Unlike women with pre-pregnancy diabetes, fetal anomalies are not increased in infants of mothers with GDM. Nonetheless, fetal death is a little higher than the general population.

Macrosomia (large baby) has been observed in as many as 50% of pregnancies complicated by GDM.

Women with GDM are more likely to develop hypertensive disorders and be delivered by cesarean section compared to women without GDM.

The mainstay of treatment of GDM is nutritional counseling and dietary intervention.

The recommended daily caloric intake is 30 kcal/kg based on pre-pregnant body weight for non-obese and 24 kcal/kg for obese patients.

The caloric composition includes 40– 50% from complex, high-fiber carbohydrates; 20% from protein; and 30–40% from primarily unsaturated fats.

Surveillance of blood glucose level is necessary. Fasting plasma glucose levels should be maintained below 95 mg/dl and below 120 mg/dl 2 hours after eating, in women with GDM.

When standard dietary management does not maintain these glucose levels, medications are needed in the form of pills (glyburide or metformin) or, if insufficient, shots (insulin) are then recommended.

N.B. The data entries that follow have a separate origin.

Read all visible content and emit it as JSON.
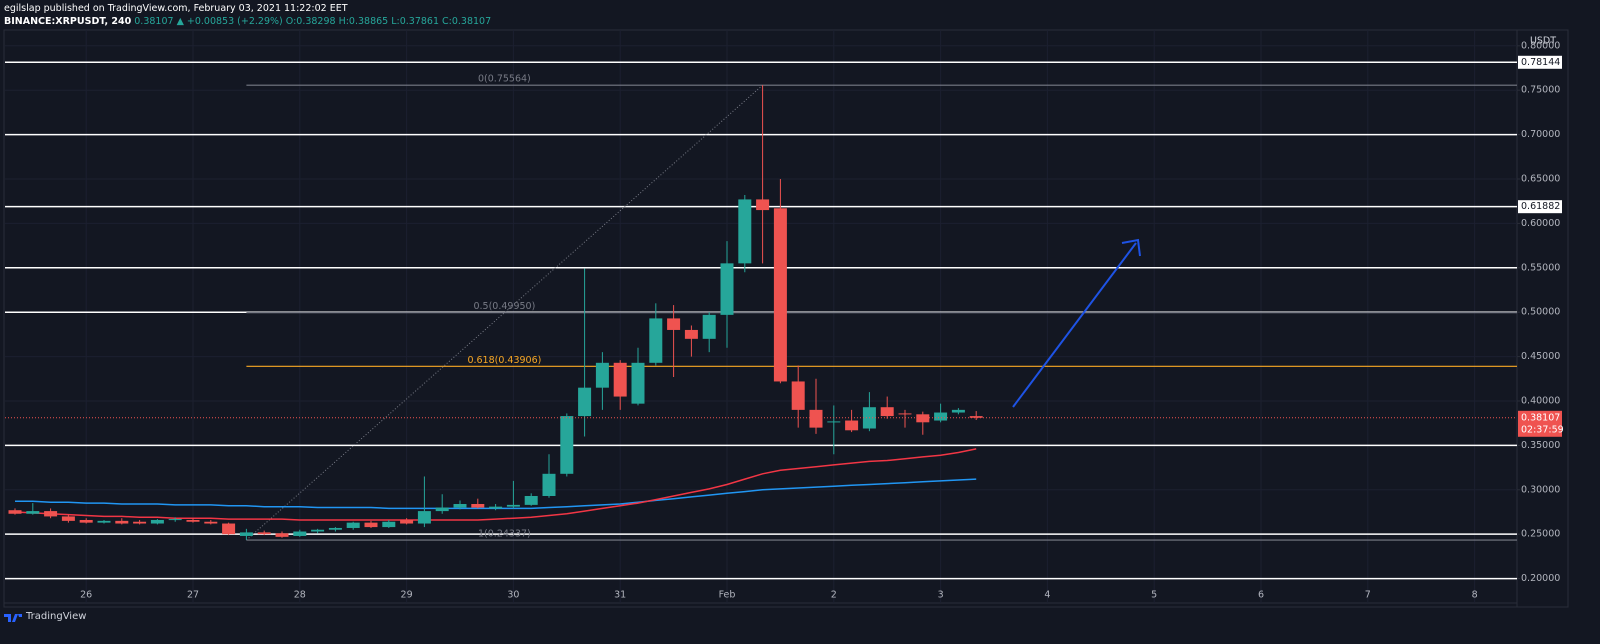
{
  "header": {
    "publisher_line": "egilslap published on TradingView.com, February 03, 2021 11:22:02 EET",
    "symbol": "BINANCE:XRPUSDT, 240",
    "price": "0.38107",
    "change": "▲ +0.00853 (+2.29%)",
    "ohlc": "O:0.38298 H:0.38865 L:0.37861 C:0.38107"
  },
  "footer": "TradingView",
  "chart_data": {
    "type": "candlestick",
    "axis_unit": "USDT",
    "categories": [
      null,
      null,
      null,
      null,
      "26",
      null,
      null,
      null,
      null,
      null,
      "27",
      null,
      null,
      null,
      null,
      null,
      "28",
      null,
      null,
      null,
      null,
      null,
      "29",
      null,
      null,
      null,
      null,
      null,
      "30",
      null,
      null,
      null,
      null,
      null,
      "31",
      null,
      null,
      null,
      null,
      null,
      "Feb",
      null,
      null,
      null,
      null,
      null,
      "2",
      null,
      null,
      null,
      null,
      null,
      "3",
      null,
      null,
      null,
      null,
      null,
      "4",
      null,
      null,
      null,
      null,
      null,
      "5",
      null,
      null,
      null,
      null,
      null,
      "6",
      null,
      null,
      null,
      null,
      null,
      "7",
      null,
      null,
      null,
      null,
      null,
      "8",
      null
    ],
    "open": [
      0.277,
      0.273,
      0.276,
      0.27,
      0.266,
      0.263,
      0.265,
      0.264,
      0.262,
      0.266,
      0.266,
      0.264,
      0.262,
      0.248,
      0.252,
      0.251,
      0.248,
      0.253,
      0.255,
      0.257,
      0.263,
      0.258,
      0.266,
      0.262,
      0.276,
      0.28,
      0.284,
      0.279,
      0.281,
      0.283,
      0.293,
      0.318,
      0.383,
      0.415,
      0.443,
      0.397,
      0.443,
      0.493,
      0.48,
      0.47,
      0.497,
      0.555,
      0.627,
      0.617,
      0.422,
      0.39,
      0.376,
      0.378,
      0.369,
      0.393,
      0.386,
      0.385,
      0.378,
      0.387,
      0.38298,
      null,
      null,
      null,
      null,
      null,
      null,
      null,
      null,
      null,
      null,
      null,
      null,
      null,
      null,
      null,
      null,
      null,
      null,
      null,
      null,
      null,
      null,
      null,
      null,
      null,
      null,
      null,
      null,
      null
    ],
    "high": [
      0.279,
      0.285,
      0.279,
      0.272,
      0.268,
      0.266,
      0.268,
      0.266,
      0.267,
      0.269,
      0.268,
      0.266,
      0.263,
      0.256,
      0.254,
      0.253,
      0.255,
      0.256,
      0.258,
      0.264,
      0.265,
      0.266,
      0.268,
      0.315,
      0.295,
      0.288,
      0.29,
      0.284,
      0.31,
      0.296,
      0.34,
      0.386,
      0.549,
      0.455,
      0.446,
      0.46,
      0.51,
      0.508,
      0.485,
      0.5,
      0.58,
      0.632,
      0.75564,
      0.65,
      0.44,
      0.425,
      0.395,
      0.39,
      0.41,
      0.405,
      0.39,
      0.388,
      0.397,
      0.392,
      0.38865,
      null,
      null,
      null,
      null,
      null,
      null,
      null,
      null,
      null,
      null,
      null,
      null,
      null,
      null,
      null,
      null,
      null,
      null,
      null,
      null,
      null,
      null,
      null,
      null,
      null,
      null,
      null,
      null,
      null
    ],
    "low": [
      0.272,
      0.272,
      0.268,
      0.263,
      0.262,
      0.262,
      0.261,
      0.261,
      0.261,
      0.264,
      0.263,
      0.261,
      0.249,
      0.24337,
      0.249,
      0.246,
      0.247,
      0.251,
      0.253,
      0.255,
      0.257,
      0.257,
      0.261,
      0.258,
      0.273,
      0.278,
      0.279,
      0.277,
      0.279,
      0.282,
      0.291,
      0.315,
      0.36,
      0.39,
      0.39,
      0.395,
      0.44,
      0.427,
      0.45,
      0.455,
      0.46,
      0.545,
      0.555,
      0.42,
      0.37,
      0.363,
      0.34,
      0.365,
      0.366,
      0.38,
      0.37,
      0.362,
      0.376,
      0.385,
      0.37861,
      null,
      null,
      null,
      null,
      null,
      null,
      null,
      null,
      null,
      null,
      null,
      null,
      null,
      null,
      null,
      null,
      null,
      null,
      null,
      null,
      null,
      null,
      null,
      null,
      null,
      null,
      null,
      null,
      null
    ],
    "close": [
      0.273,
      0.276,
      0.27,
      0.265,
      0.263,
      0.265,
      0.262,
      0.262,
      0.266,
      0.267,
      0.264,
      0.262,
      0.25,
      0.252,
      0.25,
      0.247,
      0.253,
      0.255,
      0.257,
      0.263,
      0.258,
      0.264,
      0.262,
      0.276,
      0.28,
      0.284,
      0.28,
      0.281,
      0.283,
      0.293,
      0.318,
      0.383,
      0.415,
      0.443,
      0.405,
      0.443,
      0.493,
      0.48,
      0.47,
      0.497,
      0.555,
      0.627,
      0.615,
      0.422,
      0.39,
      0.37,
      0.377,
      0.367,
      0.393,
      0.383,
      0.385,
      0.376,
      0.387,
      0.39,
      0.38107,
      null,
      null,
      null,
      null,
      null,
      null,
      null,
      null,
      null,
      null,
      null,
      null,
      null,
      null,
      null,
      null,
      null,
      null,
      null,
      null,
      null,
      null,
      null,
      null,
      null,
      null,
      null,
      null,
      null
    ],
    "up_color": "#26a69a",
    "down_color": "#ef5350",
    "lines": [
      {
        "color": "#2196f3",
        "values": [
          0.287,
          0.287,
          0.286,
          0.286,
          0.285,
          0.285,
          0.284,
          0.284,
          0.284,
          0.283,
          0.283,
          0.283,
          0.282,
          0.282,
          0.281,
          0.281,
          0.281,
          0.28,
          0.28,
          0.28,
          0.28,
          0.279,
          0.279,
          0.279,
          0.279,
          0.279,
          0.279,
          0.279,
          0.279,
          0.279,
          0.28,
          0.281,
          0.282,
          0.283,
          0.284,
          0.286,
          0.288,
          0.29,
          0.292,
          0.294,
          0.296,
          0.298,
          0.3,
          0.301,
          0.302,
          0.303,
          0.304,
          0.305,
          0.306,
          0.307,
          0.308,
          0.309,
          0.31,
          0.311,
          0.312,
          null,
          null,
          null,
          null,
          null,
          null,
          null,
          null,
          null,
          null,
          null,
          null,
          null,
          null,
          null,
          null,
          null,
          null,
          null,
          null,
          null,
          null,
          null,
          null,
          null,
          null,
          null,
          null,
          null
        ]
      },
      {
        "color": "#f23645",
        "values": [
          0.275,
          0.274,
          0.273,
          0.272,
          0.271,
          0.27,
          0.27,
          0.269,
          0.269,
          0.268,
          0.268,
          0.268,
          0.267,
          0.267,
          0.267,
          0.267,
          0.266,
          0.266,
          0.266,
          0.266,
          0.266,
          0.266,
          0.266,
          0.266,
          0.266,
          0.266,
          0.266,
          0.267,
          0.268,
          0.269,
          0.271,
          0.273,
          0.276,
          0.279,
          0.282,
          0.285,
          0.289,
          0.293,
          0.297,
          0.301,
          0.306,
          0.312,
          0.318,
          0.322,
          0.324,
          0.326,
          0.328,
          0.33,
          0.332,
          0.333,
          0.335,
          0.337,
          0.339,
          0.342,
          0.346,
          null,
          null,
          null,
          null,
          null,
          null,
          null,
          null,
          null,
          null,
          null,
          null,
          null,
          null,
          null,
          null,
          null,
          null,
          null,
          null,
          null,
          null,
          null,
          null,
          null,
          null,
          null,
          null,
          null
        ]
      }
    ],
    "hlines": [
      0.78144,
      0.7,
      0.61882,
      0.55,
      0.5,
      0.35,
      0.25,
      0.2
    ],
    "hline_color": "#ffffff",
    "price_markers": [
      {
        "value": 0.78144,
        "label": "0.78144"
      },
      {
        "value": 0.61882,
        "label": "0.61882"
      }
    ],
    "fib": [
      {
        "value": 0.75564,
        "label": "0(0.75564)",
        "color": "#787b86"
      },
      {
        "value": 0.4995,
        "label": "0.5(0.49950)",
        "color": "#787b86"
      },
      {
        "value": 0.43906,
        "label": "0.618(0.43906)",
        "color": "#f9a825"
      },
      {
        "value": 0.24337,
        "label": "1(0.24337)",
        "color": "#787b86"
      }
    ],
    "last_price": {
      "value": 0.38107,
      "label": "0.38107",
      "countdown": "02:37:59",
      "color": "#ef5350"
    },
    "ylim": [
      0.1725,
      0.8178
    ],
    "yticks": [
      {
        "value": 0.2,
        "label": "0.20000"
      },
      {
        "value": 0.25,
        "label": "0.25000"
      },
      {
        "value": 0.3,
        "label": "0.30000"
      },
      {
        "value": 0.35,
        "label": "0.35000"
      },
      {
        "value": 0.4,
        "label": "0.40000"
      },
      {
        "value": 0.45,
        "label": "0.45000"
      },
      {
        "value": 0.5,
        "label": "0.50000"
      },
      {
        "value": 0.55,
        "label": "0.55000"
      },
      {
        "value": 0.6,
        "label": "0.60000"
      },
      {
        "value": 0.65,
        "label": "0.65000"
      },
      {
        "value": 0.7,
        "label": "0.70000"
      },
      {
        "value": 0.75,
        "label": "0.75000"
      },
      {
        "value": 0.8,
        "label": "0.80000"
      }
    ],
    "grid": true
  }
}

For well-controlled GDM, antepartum testing is not needed and vaginal delivery can happen at term with cesarean section reserved for large babies above 4500 grams. For uncontrolled GDM or GDM requiring medications to control the blood sugar, antepartum testing is needed and early delivery might be helpful.

It is recommended that women with GDM receive a post-partum evaluation with a 75-g glucose tolerance test. This is based on the 30- 50% likelihood of such women developing diabetes within 20 years of delivery.